The film shifts Barker's story from England to Chicago, where we meet our protagonist Helen Lyle (Virginia Madsen in all of her 1990s glory), a young, white Chicago grad student researching urban legends. This leads her to the notorious Cabrini-Green housing projects, where the Candyman legend has been recounted in hushed tones by generations of residents. As the story goes, if you chant his name five times in a mirror, the hook-handed Candyman will appear. You might ask, why would anyone attempt this? For kicks and giggles and because it's just folklore, after all. Or is it? Helen quickly learns that folklore can be as real as a heart attack, as she descends further into the hellish nightmare world of Candyman. A professor tells her the story behind the man who would become Candyman (chillingly played by Tony Todd, in a role he'll always be synonymous with)—a Civil War era son of a slave who rose to prominence as an artist and inventor. He fathered a child with a white women and was then lynched by a white mob. They dismembered his painting hand, replacing it with a hook, before covering him in honey and letting bees sting him to death. His ashes were scattered across what would become Cabrini-Green. Residents tell Helen how they believe that Candyman has killed twenty-six people in the projects over the years. After she herself survives an assault from one of the Green's drug dealers while conducting research, Helen is then confronted by the man, the myth, the legend himself: Candyman. Because she's been telling people he's just a myth, he's decided to prove to her that he indeed exists.

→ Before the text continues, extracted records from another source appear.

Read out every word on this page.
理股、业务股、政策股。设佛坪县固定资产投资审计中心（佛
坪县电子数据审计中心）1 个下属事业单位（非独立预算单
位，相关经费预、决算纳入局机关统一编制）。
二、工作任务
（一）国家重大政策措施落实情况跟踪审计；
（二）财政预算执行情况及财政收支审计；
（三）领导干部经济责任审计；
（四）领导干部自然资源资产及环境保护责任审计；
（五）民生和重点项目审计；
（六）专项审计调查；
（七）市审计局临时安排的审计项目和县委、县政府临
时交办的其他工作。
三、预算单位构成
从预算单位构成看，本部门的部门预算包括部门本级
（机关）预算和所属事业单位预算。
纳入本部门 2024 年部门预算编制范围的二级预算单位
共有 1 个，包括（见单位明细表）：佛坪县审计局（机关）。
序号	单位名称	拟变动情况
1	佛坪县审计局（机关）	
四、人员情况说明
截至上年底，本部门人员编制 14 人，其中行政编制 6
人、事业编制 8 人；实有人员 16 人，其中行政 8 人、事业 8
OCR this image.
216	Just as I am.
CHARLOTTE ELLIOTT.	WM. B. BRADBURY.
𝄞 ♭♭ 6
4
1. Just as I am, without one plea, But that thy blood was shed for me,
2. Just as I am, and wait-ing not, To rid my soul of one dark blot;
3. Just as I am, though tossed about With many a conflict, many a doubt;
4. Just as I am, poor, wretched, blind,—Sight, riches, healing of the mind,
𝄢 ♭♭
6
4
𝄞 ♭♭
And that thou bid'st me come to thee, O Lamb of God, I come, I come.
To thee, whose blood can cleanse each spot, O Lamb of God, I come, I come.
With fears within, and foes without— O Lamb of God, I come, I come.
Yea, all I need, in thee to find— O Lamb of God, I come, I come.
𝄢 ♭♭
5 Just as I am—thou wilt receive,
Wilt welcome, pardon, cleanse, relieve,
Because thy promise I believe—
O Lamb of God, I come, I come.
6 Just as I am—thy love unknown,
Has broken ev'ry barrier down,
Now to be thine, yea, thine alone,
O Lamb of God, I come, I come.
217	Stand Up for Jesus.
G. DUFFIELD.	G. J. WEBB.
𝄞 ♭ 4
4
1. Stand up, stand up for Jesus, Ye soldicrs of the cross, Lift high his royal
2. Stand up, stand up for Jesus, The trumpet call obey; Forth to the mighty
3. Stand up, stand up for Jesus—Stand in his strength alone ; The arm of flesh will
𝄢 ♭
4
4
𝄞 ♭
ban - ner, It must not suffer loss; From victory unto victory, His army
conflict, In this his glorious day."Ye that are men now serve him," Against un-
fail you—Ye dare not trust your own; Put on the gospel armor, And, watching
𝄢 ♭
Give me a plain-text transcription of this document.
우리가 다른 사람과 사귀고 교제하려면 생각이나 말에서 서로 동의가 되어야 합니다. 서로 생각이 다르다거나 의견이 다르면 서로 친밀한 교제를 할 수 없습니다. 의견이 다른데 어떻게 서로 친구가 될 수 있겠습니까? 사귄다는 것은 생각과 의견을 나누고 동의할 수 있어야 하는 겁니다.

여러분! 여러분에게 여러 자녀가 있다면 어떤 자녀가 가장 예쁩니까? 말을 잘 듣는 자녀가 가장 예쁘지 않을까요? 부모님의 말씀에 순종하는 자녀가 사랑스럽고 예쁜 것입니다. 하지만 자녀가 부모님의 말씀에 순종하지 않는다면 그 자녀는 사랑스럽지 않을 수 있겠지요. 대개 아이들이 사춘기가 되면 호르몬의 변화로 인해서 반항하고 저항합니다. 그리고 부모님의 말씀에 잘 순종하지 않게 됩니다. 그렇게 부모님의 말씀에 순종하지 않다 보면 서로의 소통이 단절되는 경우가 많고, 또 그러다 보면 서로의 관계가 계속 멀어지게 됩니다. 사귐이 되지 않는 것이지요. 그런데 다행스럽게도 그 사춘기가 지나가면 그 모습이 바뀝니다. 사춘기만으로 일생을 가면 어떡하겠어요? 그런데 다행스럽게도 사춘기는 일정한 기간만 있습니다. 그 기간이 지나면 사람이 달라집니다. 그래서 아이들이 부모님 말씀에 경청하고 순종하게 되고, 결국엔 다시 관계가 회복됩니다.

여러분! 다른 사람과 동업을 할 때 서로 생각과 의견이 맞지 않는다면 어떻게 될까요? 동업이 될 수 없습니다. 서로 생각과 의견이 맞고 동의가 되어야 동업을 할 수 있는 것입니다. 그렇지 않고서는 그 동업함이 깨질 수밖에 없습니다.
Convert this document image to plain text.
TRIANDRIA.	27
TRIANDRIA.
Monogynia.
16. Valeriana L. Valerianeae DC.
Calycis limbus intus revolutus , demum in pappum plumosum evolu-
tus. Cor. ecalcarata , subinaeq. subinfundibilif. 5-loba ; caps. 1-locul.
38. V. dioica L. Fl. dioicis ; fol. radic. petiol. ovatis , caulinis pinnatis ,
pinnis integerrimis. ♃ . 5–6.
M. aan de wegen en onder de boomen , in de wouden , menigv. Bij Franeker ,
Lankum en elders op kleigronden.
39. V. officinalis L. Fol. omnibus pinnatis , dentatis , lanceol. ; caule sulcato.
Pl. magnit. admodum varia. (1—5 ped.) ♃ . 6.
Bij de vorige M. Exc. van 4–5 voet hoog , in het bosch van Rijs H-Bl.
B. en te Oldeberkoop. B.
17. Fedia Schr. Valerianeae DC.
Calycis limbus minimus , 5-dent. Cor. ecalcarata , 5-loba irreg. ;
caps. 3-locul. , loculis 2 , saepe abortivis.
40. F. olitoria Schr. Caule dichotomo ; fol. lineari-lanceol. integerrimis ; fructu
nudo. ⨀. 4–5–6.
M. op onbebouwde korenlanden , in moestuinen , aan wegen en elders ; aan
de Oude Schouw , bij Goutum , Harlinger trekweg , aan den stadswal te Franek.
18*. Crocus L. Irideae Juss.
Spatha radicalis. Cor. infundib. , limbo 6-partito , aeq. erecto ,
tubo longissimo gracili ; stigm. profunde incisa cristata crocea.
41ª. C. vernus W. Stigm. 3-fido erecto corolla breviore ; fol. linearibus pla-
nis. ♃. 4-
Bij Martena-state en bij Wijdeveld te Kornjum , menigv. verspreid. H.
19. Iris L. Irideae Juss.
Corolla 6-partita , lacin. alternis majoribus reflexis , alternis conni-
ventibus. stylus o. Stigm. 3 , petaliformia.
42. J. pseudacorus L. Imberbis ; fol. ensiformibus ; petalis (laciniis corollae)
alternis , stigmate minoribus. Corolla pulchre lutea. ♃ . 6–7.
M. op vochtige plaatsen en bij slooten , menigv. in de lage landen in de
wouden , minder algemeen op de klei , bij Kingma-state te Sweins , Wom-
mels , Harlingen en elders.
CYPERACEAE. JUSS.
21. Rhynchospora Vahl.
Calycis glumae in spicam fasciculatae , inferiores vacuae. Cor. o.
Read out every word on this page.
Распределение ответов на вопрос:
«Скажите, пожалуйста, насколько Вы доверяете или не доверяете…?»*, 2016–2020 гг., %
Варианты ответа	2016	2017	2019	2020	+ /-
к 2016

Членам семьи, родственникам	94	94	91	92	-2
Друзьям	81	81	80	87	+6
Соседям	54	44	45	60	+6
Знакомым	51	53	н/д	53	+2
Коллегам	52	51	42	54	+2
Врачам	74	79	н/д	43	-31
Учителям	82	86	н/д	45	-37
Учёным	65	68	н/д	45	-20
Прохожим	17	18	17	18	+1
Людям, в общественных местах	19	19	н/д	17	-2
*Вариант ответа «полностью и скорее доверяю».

After blacking out and waking up at the scene of a murder, Helen is arrested for the crime. This is only Candyman's first salvo in his deadly campaign to prove his point to Helen. More horror ensues, and each step of the way Helen falls deeper into the mouth of madness. We learn that Helen is quite possibly the reincarnation of Candyman's lover ("It was always you, Helen"), adding another layer of psychological horror to the proceedings. Candyman is an extremely effective horror film that also mixes in nuanced commentary on various societal issues. Helen's struggles as a young woman in a male-dominated academic world are explored. Psychological terror and physical violence are both utilized effectively in the film, while the racial injustices in America's past and present inform the film's content and message. It's gorgeously shot by Rose and cinematographer Anthony B. Richmond, and eerily scored by the legendary Philip Glass. Dread hangs like a black cloud over the film at all times, in scenes in dimly lit apartments or campus lecture halls, or when Helen enters a world she can't possibly understand in the Cabrini-Green projects, or when she finally descends into an abyss of chaos and horror. The film's ominous tone never lets you relax, even for a moment.
I won't reveal any more plot points because I don't want to ruin the deliciously malevolent twists and turns in the latter part of the film; you really should seek this one out for yourself. Candyman was a sleeper hit in theaters and still regularly pops up on best-of horror movie lists. Since its release, it's lived on as a cult classic in horror movie fan circles. It's also a fairly unique film in the annals of horror - it's hard to think of any others that take these particular elements -- racism, classism, sexism, urban mythology, and of course horror -- and assemble them together as well as Candyman does.